Así que en Venezuela el petróleo se ha sembrado en la música. Aquí, hablar hoy de música es amanecer de orgullo nacional. Tal afirmación puede parecer excesiva o exagerada. Puede, es verdad, que contenga también una intención de provocación. Pero es que en ningún otro campo, partiendo de sólidas razones humanas y culturales, (que, por ende, se convierten en políticas) se han logrado resultados tan exitosos, aplicando, a la vez, inteligencia en los medios, perseverancia en los objetivos, astucia en la difusión pública y concertación de talento colectivo e individual. Quienes, a veces, nos hemos quejado de la desproporción, que ha representado y representa la inversión del Estado en el sector de la música, con relación a los demás, deberíamos haber pedido, más bien y comparativamente, igual eficiencia de gestión y ambiciones de propósitos en todos los demás contextos de producción material y cultural. 

Por fin podemos decir que algo se hizo bien, donde las buenas intenciones no se enredaron en errores garrafales, no se agotaron en triste indiferencia, en el abandono por la mitad, en obras inconclusas y sin seguimiento. 

La música en Venezuela. De eso sí podemos estar satisfechos. Que los éxitos continúen, sean cada vez más colectivos y públicos, se diversifiquen, se distribuyan, como retribución, en todo el territorio, y aniden en el alma de la nación. 

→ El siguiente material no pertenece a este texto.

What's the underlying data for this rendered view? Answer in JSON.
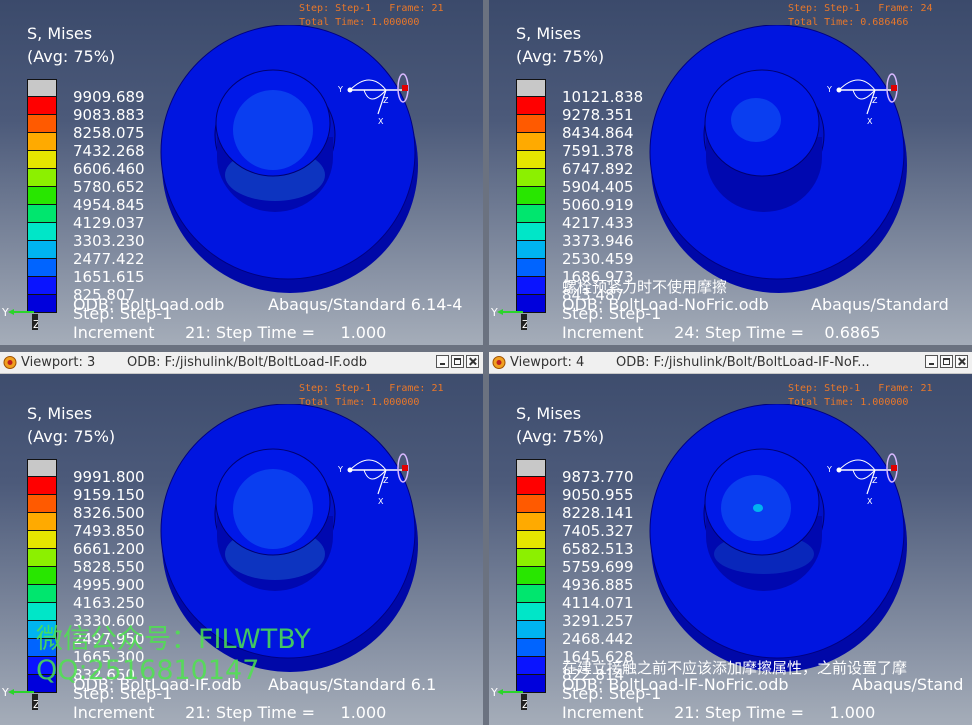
{
  "viewports": [
    {
      "id": "vp1",
      "has_titlebar": false,
      "title_name": "",
      "title_odb": "",
      "step_line": "Step: Step-1   Frame: 21",
      "total_time_line": "Total Time: 1.000000",
      "field_label": "S, Mises",
      "avg_label": "(Avg: 75%)",
      "legend_values": [
        "9909.689",
        "9083.883",
        "8258.075",
        "7432.268",
        "6606.460",
        "5780.652",
        "4954.845",
        "4129.037",
        "3303.230",
        "2477.422",
        "1651.615",
        "825.807"
      ],
      "odb_text": "ODB: BoltLoad.odb",
      "solver_text": "Abaqus/Standard 6.14-4",
      "step_text": "Step: Step-1",
      "increment_text": "Increment      21: Step Time =     1.000",
      "overlay_caption": ""
    },
    {
      "id": "vp2",
      "has_titlebar": false,
      "title_name": "",
      "title_odb": "",
      "step_line": "Step: Step-1   Frame: 24",
      "total_time_line": "Total Time: 0.686466",
      "field_label": "S, Mises",
      "avg_label": "(Avg: 75%)",
      "legend_values": [
        "10121.838",
        "9278.351",
        "8434.864",
        "7591.378",
        "6747.892",
        "5904.405",
        "5060.919",
        "4217.433",
        "3373.946",
        "2530.459",
        "1686.973",
        "843.487"
      ],
      "odb_text": "ODB: BoltLoad-NoFric.odb",
      "solver_text": "Abaqus/Standard",
      "step_text": "Step: Step-1",
      "increment_text": "Increment      24: Step Time =    0.6865",
      "overlay_caption": "螺栓预紧力时不使用摩擦"
    },
    {
      "id": "vp3",
      "has_titlebar": true,
      "title_name": "Viewport: 3",
      "title_odb": "ODB: F:/jishulink/Bolt/BoltLoad-IF.odb",
      "step_line": "Step: Step-1   Frame: 21",
      "total_time_line": "Total Time: 1.000000",
      "field_label": "S, Mises",
      "avg_label": "(Avg: 75%)",
      "legend_values": [
        "9991.800",
        "9159.150",
        "8326.500",
        "7493.850",
        "6661.200",
        "5828.550",
        "4995.900",
        "4163.250",
        "3330.600",
        "2497.950",
        "1665.300",
        "832.650"
      ],
      "odb_text": "ODB: BoltLoad-IF.odb",
      "solver_text": "Abaqus/Standard 6.1",
      "step_text": "Step: Step-1",
      "increment_text": "Increment      21: Step Time =     1.000",
      "overlay_caption": ""
    },
    {
      "id": "vp4",
      "has_titlebar": true,
      "title_name": "Viewport: 4",
      "title_odb": "ODB: F:/jishulink/Bolt/BoltLoad-IF-NoF...",
      "step_line": "Step: Step-1   Frame: 21",
      "total_time_line": "Total Time: 1.000000",
      "field_label": "S, Mises",
      "avg_label": "(Avg: 75%)",
      "legend_values": [
        "9873.770",
        "9050.955",
        "8228.141",
        "7405.327",
        "6582.513",
        "5759.699",
        "4936.885",
        "4114.071",
        "3291.257",
        "2468.442",
        "1645.628",
        "822.814"
      ],
      "odb_text": "ODB: BoltLoad-IF-NoFric.odb",
      "solver_text": "Abaqus/Stand",
      "step_text": "Step: Step-1",
      "increment_text": "Increment      21: Step Time =     1.000",
      "overlay_caption": "在建立接触之前不应该添加摩擦属性，之前设置了摩"
    }
  ],
  "legend_colors": [
    "#c8c8c8",
    "#ff0000",
    "#ff5a00",
    "#ffaa00",
    "#e6e600",
    "#8cf000",
    "#28e600",
    "#00e66e",
    "#00e6c8",
    "#00b4f0",
    "#0064ff",
    "#0a14ff",
    "#0000dc"
  ],
  "triad_labels": {
    "y": "Y",
    "z": "Z"
  },
  "csys_labels": {
    "y": "Y",
    "z": "Z",
    "x": "X"
  },
  "watermark": {
    "line1": "微信公众号：FILWTBY",
    "line2": "QQ:2516810147"
  }
}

Y una reflexión final e inevitable. Puede que a muchos les parezca insólito o increíble (y vale la pena recordar otra vez la situación) que en un país azotado a muerte por la rutina colectiva de la violencia; en un país donde la salud está en retirada, sin medicamentos para los enfermos y los moribundos; donde han desaparecido las promesas de escuelas y centros de educación formidables; donde hay que construir con urgencia toda una infraestructura, hospitales, fábricas, viviendas, líneas de trenes y de transporte público; en un país con una gigantesca deuda social atrasada, que florezca ahora con inusitada energía institucional el ejercicio etéreo y deslumbrante de la música, su enseñanza popular y el Estado invierta en ello, cuantiosos recursos. Es una contradicción desmesurada. Somos entonces esencialmente contradictorios como pueblo: bravos y miserables. ¿Es nuestra esencia tradicional, genética? ¿Estará eso en nuestro ADN colectivo? ¿O son, simplemente, las dobles caras de la raíz humana? Difícil saberlo: únicamente la historia futura de nuestras acciones podrá confirmarlo o negarlo.